Effects of running exercise during recovery from hindlimb unloading on soleus muscle fibers and their spinal motoneurons in rats

The effects of hindlimb unloading and recovery with or without running exercise on morphological and metabolic properties of soleus muscle fibers and their spinal motoneurons in rats were investigated. Ten-week-old rats were hindlimb suspended for 2 weeks and thereafter were rehabilitated with or without voluntary running exercise for 2 weeks. A decreased percentage of type I fibers and atrophy of all types of fibers were observed after hindlimb unloading. In addition, decreased oxidative enzyme activity of all types of fibers was observed after hindlimb unloading. In contrast, an improvement in the decreased percentage of type I fibers, decreased fiber cross-sectional area, and decreased fiber oxidative enzyme activity was observed after recovery with running exercise, but not without running exercise.

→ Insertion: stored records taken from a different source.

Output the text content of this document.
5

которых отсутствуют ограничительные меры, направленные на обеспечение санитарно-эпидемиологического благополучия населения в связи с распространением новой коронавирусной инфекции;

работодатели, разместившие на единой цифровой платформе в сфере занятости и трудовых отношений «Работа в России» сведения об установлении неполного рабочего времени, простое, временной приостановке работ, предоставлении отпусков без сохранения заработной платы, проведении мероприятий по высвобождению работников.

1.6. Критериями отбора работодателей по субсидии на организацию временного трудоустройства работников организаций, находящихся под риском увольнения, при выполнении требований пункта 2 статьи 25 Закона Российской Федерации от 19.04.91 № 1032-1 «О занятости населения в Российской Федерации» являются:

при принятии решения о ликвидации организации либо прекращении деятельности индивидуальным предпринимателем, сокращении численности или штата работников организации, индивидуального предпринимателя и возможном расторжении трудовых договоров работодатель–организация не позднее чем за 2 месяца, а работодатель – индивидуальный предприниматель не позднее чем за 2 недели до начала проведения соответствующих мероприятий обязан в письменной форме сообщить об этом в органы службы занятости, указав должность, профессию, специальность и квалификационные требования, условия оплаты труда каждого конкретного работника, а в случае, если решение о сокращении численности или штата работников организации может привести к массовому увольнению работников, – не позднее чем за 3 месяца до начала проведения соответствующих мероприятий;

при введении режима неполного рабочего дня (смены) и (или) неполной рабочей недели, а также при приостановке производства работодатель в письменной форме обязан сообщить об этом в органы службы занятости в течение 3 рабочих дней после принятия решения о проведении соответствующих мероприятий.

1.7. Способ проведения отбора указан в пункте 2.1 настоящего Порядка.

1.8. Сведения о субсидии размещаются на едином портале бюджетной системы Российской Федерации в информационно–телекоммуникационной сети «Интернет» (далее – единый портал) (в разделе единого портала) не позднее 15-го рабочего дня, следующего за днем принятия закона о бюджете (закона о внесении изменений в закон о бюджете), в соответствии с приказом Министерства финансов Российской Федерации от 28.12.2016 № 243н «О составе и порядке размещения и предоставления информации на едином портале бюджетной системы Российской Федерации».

There were no changes in the number, cell body size, or oxidative enzyme activity of motoneurons innervating the soleus muscle after hindlimb unloading or recovery with or without running exercise. These results indicate that running exercise is beneficial for the recovery of the decreased percentage of type I fibers and the atrophy and decreased oxidative enzyme activity of all types of fibers in the soleus muscle induced by hindlimb unloading and that there are no changes in morphological or metabolic properties of spinal motoneurons innervating the soleus muscle following decreased or increased neuromuscular activity.